Christmas means movies: "Willy Wonka and the Chocolate Factory," "White Christmas," "The Nutcracker," or the ubiquitous "Grinch." Surely he is one of the salty, bitter tongues of the see of Christmas – the spoiler, the gift thief, and the humbug.
What about the uncles, or aunts, or visiting cousins; nonnies and nannies and oomas? One uncle lived in a tipi, with the ornaments and decorations hung from the poles inside. For one student, Christmas in California has a way of becoming cultural adventures for travelers from the East.
Any Maine forest-dweller knows that choosing exactly the right tree is “a very annoying, yet rewarding job.” With hundreds to choose from, it’s hard to detect “the perfect one for you, your family, and of course, your house.” Alex defined the rubric for choice: not “too tall, or too short; too narrow, or too wide; too wet, or too dry; too brown, or too green; too small, or too big; too many branches or too few; too saggy, or too lopsided.”
And once the tree is correctly placed, bringing the outside in, and turning the house inside out with the aroma of spruce or fir, the decorating begins. “I get the white, wooden snowflake,” writes Meredith, “and Sawyer gets the wooden moose that has a string attached to make its leg move when you pull it. We hang them on a different branch and go back to get the next ornaments. We hang up angels with newspaper for wings, Pillsbury dough men, cupcakes with shiny pink and green frosting and Minnie and Mickey Mouse bobble heads. Then, we grab our mugs and Dad puts another log in the fire and we sit back to play a few card games and enjoy our work.”
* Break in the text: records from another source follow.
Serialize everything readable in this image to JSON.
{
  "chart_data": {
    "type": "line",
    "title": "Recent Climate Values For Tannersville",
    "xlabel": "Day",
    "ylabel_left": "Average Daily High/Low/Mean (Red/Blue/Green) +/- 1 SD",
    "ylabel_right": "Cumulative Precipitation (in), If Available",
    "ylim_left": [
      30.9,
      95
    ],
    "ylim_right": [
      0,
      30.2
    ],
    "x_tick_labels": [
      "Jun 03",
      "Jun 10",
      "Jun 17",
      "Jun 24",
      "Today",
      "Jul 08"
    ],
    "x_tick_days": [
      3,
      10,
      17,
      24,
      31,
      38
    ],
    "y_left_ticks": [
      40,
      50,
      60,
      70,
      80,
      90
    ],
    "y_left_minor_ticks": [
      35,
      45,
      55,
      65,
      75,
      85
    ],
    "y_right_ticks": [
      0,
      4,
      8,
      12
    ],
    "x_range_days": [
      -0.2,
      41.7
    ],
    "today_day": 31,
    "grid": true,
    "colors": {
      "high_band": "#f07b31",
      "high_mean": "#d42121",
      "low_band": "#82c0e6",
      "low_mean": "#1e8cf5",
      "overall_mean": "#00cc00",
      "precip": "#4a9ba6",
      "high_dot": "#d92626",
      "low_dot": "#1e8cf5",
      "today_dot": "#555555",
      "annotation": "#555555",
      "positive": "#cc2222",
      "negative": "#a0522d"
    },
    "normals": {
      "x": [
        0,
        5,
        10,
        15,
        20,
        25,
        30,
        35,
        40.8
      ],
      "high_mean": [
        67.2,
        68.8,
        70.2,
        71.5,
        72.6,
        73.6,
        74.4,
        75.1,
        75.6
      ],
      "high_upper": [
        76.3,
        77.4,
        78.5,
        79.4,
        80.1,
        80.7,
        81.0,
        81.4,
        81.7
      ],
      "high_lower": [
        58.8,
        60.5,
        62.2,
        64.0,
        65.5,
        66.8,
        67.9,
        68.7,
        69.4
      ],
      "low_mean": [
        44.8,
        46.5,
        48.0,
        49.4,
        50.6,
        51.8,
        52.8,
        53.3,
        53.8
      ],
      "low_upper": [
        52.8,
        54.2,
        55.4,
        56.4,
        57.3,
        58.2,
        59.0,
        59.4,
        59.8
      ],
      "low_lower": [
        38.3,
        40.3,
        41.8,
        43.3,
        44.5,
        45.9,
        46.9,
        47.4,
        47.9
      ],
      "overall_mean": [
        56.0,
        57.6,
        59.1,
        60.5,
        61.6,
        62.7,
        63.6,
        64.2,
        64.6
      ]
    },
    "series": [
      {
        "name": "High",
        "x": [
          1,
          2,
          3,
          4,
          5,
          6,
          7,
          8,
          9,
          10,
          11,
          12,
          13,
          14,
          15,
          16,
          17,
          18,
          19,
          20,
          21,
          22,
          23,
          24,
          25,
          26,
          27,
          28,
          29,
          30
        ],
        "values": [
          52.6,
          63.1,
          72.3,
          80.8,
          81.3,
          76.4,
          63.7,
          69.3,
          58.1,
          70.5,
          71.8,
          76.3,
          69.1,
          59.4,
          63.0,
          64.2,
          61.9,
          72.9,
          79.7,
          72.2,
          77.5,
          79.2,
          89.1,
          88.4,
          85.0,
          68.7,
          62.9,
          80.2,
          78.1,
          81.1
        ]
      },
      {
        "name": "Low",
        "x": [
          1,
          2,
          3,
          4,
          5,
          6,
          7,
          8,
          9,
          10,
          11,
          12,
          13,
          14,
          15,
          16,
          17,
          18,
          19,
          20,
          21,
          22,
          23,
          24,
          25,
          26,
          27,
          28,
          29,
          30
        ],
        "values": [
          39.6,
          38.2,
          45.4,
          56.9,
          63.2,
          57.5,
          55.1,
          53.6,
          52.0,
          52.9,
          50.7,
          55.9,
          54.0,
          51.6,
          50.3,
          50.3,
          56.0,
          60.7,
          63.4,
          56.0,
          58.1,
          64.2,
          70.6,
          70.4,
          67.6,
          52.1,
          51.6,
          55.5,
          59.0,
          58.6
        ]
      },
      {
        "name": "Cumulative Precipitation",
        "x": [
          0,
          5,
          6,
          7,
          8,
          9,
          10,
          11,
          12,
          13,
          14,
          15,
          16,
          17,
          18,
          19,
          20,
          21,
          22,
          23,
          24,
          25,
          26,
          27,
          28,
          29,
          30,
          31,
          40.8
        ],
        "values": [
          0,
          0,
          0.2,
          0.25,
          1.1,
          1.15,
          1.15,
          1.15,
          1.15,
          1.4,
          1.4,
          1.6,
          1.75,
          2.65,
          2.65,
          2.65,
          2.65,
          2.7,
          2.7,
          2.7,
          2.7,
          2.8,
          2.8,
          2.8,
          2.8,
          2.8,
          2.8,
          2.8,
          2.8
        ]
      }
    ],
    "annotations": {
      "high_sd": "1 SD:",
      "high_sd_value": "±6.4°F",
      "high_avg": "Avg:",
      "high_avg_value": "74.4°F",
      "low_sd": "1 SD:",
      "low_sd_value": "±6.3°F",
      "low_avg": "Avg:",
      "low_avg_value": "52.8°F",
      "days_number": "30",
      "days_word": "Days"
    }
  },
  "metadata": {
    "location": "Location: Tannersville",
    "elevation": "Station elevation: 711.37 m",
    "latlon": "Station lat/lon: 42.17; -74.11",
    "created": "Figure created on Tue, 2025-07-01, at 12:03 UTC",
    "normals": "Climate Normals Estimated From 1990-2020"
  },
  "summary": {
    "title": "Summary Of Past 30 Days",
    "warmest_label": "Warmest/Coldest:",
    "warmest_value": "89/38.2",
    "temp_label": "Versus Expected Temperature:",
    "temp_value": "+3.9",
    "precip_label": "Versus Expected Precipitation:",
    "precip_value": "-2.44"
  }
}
Who wants a useful present, “such as warm, fluffy hats, and soft, handmade scarves; socks and white T-shirts?” You can’t play with T-shirts, thought Gabriel. Uncle Ely to the rescue: “There appeared a blue Yamaha RC snowmobile, with batteries.” Think of all the mystery, majesty, and quasi-ecclesiastical authority in the phrase, “There appeared.” Game Boys we have heard on high, sweetly beeping all o’er Maine. What would Dylan Thomas say? “Years and years ago, when I was a boy, when there were remote-controlled, battery-operated Big Wheels in Wales….” It’s hard to hear the absence of the sound of snow filling the fir boughs above the mechanical whine and torque of the latest radio toy vehicle.
There are essential letters. “I was worried whether I had been clear enough in my letter to Santa,” wrote Madison. “I had asked for a Barbie Car. There was a lot at stake this Christmas, and it was my first letter to Santa. I was four.”
There are snow days, gifts of leisure time packaged and delivered with the actual raw materials of fantastic winter play. Not too many snow days, please, lest we find ourselves paying for them with school days in July – a high interest rate, to be sure. Just enough. “The huge snowdrifts from the plow make excellent forts,” wrote Meredith, “and the pile of snow at the bottom of the slide is soft and powdery from the dry wind and freezing air.” After a full day of such cold-pile jumping, “a hot cocoa with extra marshmallows and a peppermint stick” await inside.
And finally we all close our eyes with something like this favorite Christmas poem by Bill Watterson: “Tomorrow’s what I’m waiting for, but I can wait a little more.” We can all feel what it’s like to think, just before slumber, as Thomas did, “I could see the lights in the windows of all the other houses on our hill and hear the music rising from them up the long, steady falling night. I turned the gas down, I got into bed. I said some words to the close and holy darkness, and then I slept.”
And we can all hear the other tongue of the sea, lapping at the silken shore of memory and care. And there appeared peace.